Era bella, la moda passata alla storia sotto il nome di Space Age? Forse no. Era interessante? Certamente sì. La moda è parte integrante della realtà che scorre, ne è l’interprete e l’anticipatrice nel migliore dei casi. Parlare e scrivere degli abitini in vinile di Rudi Gernreich, degli abiti di Paco Rabanne costruiti unendo placche di metallo e dei cappelli di feltro di André Courrèges a forma di casco spaziale che stavano bene solo a Audrey Hepburn, non avrebbe senso se non si mettessero in fila anche le tappe non disprezzabili che la seconda corrente del femminismo, e la prima dei diritti degli afro-americani, portò con sé. Fu un momento di grande spinta e di battaglia in ogni parte del mondo occidentale da parte dei gruppi sociali e del genere femminile. Nel 65' in Francia le donne ottengono di poter esercitare una professione senza l’autorizzazione del marito e nel 1972 si vedono garantire la parità salariale, almeno di legge. In Italia 63' il matrimonio non è più causa di licenziamento, sempre di legge si intende, e fra il 1969 e il 1974 viene approvata e applicata la legge sul divorzio, la stessa a cui oggi si tenta di dare qualche spallata con la nuova normativa sull’assegno. Era un seccesso? oggi lo sembra molto meno. Dalle viaggiatrici nello spazio terrestre di allora alle donne cyborg, dalle tuniche di Emilie Floge e Gustav Klimt, alle tutine di Thierry Mugler fino gli involucri a pelle illuminati Alexander McQueen, la cosiddetta "moda spaziale" non smette di ispirare questo anelito a un infinito femminile.
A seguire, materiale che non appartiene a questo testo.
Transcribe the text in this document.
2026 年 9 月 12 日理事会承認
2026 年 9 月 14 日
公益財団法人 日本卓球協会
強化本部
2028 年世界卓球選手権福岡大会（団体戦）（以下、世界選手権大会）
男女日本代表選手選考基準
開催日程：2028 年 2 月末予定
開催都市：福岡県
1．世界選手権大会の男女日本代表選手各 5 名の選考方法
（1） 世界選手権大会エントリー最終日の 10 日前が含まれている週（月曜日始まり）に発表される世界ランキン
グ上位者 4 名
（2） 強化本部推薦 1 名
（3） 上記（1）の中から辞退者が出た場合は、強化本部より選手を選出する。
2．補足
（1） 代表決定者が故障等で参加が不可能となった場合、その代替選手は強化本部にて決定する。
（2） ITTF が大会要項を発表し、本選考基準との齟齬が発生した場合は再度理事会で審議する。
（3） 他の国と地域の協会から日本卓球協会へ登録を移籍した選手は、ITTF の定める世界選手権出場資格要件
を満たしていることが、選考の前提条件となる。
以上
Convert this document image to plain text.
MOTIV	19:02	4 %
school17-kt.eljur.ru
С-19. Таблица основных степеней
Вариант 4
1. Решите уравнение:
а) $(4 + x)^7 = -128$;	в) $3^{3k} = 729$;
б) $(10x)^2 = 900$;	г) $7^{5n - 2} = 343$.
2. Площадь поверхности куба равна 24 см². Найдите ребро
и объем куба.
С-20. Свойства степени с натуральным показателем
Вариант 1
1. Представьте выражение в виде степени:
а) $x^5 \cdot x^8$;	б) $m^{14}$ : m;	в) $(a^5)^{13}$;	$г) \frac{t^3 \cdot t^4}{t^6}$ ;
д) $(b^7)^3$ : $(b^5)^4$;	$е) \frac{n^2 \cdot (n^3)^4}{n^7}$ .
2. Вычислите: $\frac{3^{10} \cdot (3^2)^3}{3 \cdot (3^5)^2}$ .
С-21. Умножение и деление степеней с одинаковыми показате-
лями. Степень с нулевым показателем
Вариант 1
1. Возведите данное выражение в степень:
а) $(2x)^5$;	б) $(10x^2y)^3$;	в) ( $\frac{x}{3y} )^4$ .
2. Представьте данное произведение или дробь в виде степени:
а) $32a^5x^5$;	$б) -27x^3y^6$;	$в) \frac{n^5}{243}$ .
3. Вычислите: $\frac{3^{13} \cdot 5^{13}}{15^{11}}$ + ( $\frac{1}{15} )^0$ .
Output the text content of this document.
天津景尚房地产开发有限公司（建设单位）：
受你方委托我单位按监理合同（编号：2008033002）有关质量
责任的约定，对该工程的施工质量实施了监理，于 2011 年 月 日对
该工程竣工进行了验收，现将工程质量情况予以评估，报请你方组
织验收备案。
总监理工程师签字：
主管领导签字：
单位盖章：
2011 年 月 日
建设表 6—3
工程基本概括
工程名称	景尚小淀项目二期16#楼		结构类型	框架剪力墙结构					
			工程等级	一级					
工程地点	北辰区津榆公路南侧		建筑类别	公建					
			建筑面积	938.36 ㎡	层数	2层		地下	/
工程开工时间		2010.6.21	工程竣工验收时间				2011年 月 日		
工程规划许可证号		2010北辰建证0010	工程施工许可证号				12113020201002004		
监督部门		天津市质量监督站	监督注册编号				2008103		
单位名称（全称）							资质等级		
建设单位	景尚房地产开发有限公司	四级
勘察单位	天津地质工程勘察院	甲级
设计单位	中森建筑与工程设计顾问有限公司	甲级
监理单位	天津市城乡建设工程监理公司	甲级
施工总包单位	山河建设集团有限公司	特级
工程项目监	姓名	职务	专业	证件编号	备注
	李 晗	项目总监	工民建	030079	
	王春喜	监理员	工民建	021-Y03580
Erano abiti che ne slanciavano le forme, ne liberavano i gesti dalle costrizioni vestimentarie in cui le aveva ricacciate Christian Dior e tutti i suoi epigoni dopo la guerra. Contribuì a raccontare l’evoluzione della donna in una chiave pop, immediata, iconica, impossibile per le decine di saggi pubblicati in quelli e negli anni successivi.